The Dominican Father Reginald Garrigou-Lagrange, OP, once wrote:
“A father who is about to die wishes to leave to his children a supreme proof of his love for them. Often such a father cannot find words to express his love and he remains silent with a silence that is more eloquent than speech. When Jesus was about to die he found not only the words to express his meaning but also the words which would make his meaning a reality, the words of transubstantiation. He gave us the Eucharist as a testament, and in this sacrament he left to us his own divine Person.…
“There are times when we yearn for the real presence of loved ones who are no more. The Eucharistic heart of the Savior has given us the real presence of his body, his blood, his soul, and his divinity. ...
“The Eucharistic heart of Jesus has given us the Eucharist as a sacrifice, in order to perpetuate in substance the sacrifice of the cross on our altars until the end of the world and to apply its fruits to us. And at the Holy Sacrifice of the Mass, our Lord who is the principal Priest continues to offer himself up for us.”
Mere words can’t make people understand this. People are going to need to see fellow human beings being transformed by their encounters with Jesus in the Eucharist.

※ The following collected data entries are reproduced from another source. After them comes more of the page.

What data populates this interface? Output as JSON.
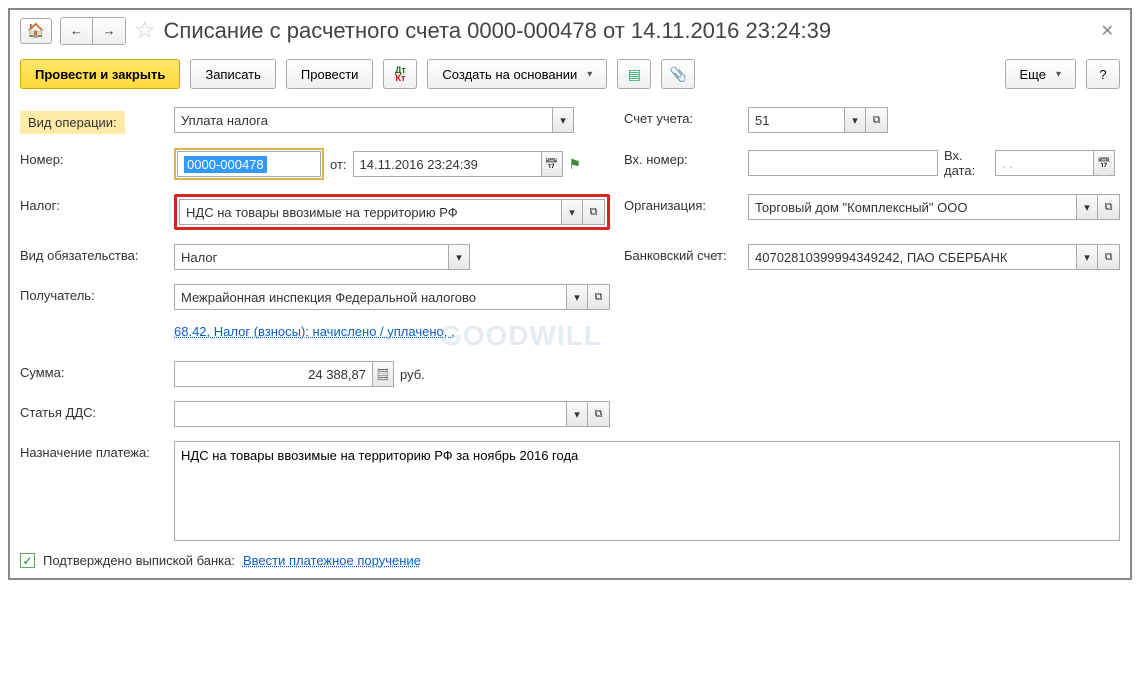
{
  "title": "Списание с расчетного счета 0000-000478 от 14.11.2016 23:24:39",
  "toolbar": {
    "post_close": "Провести и закрыть",
    "save": "Записать",
    "post": "Провести",
    "create_based": "Создать на основании",
    "more": "Еще"
  },
  "labels": {
    "op_type": "Вид операции:",
    "account": "Счет учета:",
    "number": "Номер:",
    "from": "от:",
    "in_number": "Вх. номер:",
    "in_date": "Вх. дата:",
    "tax": "Налог:",
    "org": "Организация:",
    "liab_type": "Вид обязательства:",
    "bank_acc": "Банковский счет:",
    "recipient": "Получатель:",
    "sum": "Сумма:",
    "currency": "руб.",
    "dds": "Статья ДДС:",
    "purpose": "Назначение платежа:",
    "confirmed": "Подтверждено выпиской банка:",
    "enter_payment": "Ввести платежное поручение"
  },
  "values": {
    "op_type": "Уплата налога",
    "account": "51",
    "number": "0000-000478",
    "date": "14.11.2016 23:24:39",
    "in_number": "",
    "in_date": "  .  .",
    "tax": "НДС на товары ввозимые на территорию РФ",
    "org": "Торговый дом \"Комплексный\" ООО",
    "liab_type": "Налог",
    "bank_acc": "40702810399994349242, ПАО СБЕРБАНК",
    "recipient": "Межрайонная инспекция Федеральной налогово",
    "kbk_link": "68.42, Налог (взносы): начислено / уплачено, ,",
    "sum": "24 388,87",
    "dds": "",
    "purpose": "НДС на товары ввозимые на территорию РФ за ноябрь 2016 года"
  }
}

Pope Francis continuously talks about “encuentro” (“encounter”) — and it is, in fact, his visual way of doing that with so many different people throughout his pontificate that inspires a desire to love more deeply and completely. Those of us who watched the COVID-19 prayer service he led in St. Peter’s Square saw that the source of all that is good and true and beautiful is Jesus Christ.
You can’t give what you can’t know. God’s love for us is resplendent in the Eucharist. What on earth is keeping us away?
There is one thing you can be sure of: It’s not God keeping us away, it is Satan. And only one has won the victory of eternity. Go to the one to whom your soul belongs. As so many souls cry out in misery, we must quench the thirst of our Savior who is their hope, so that we may be his monstrances in the world.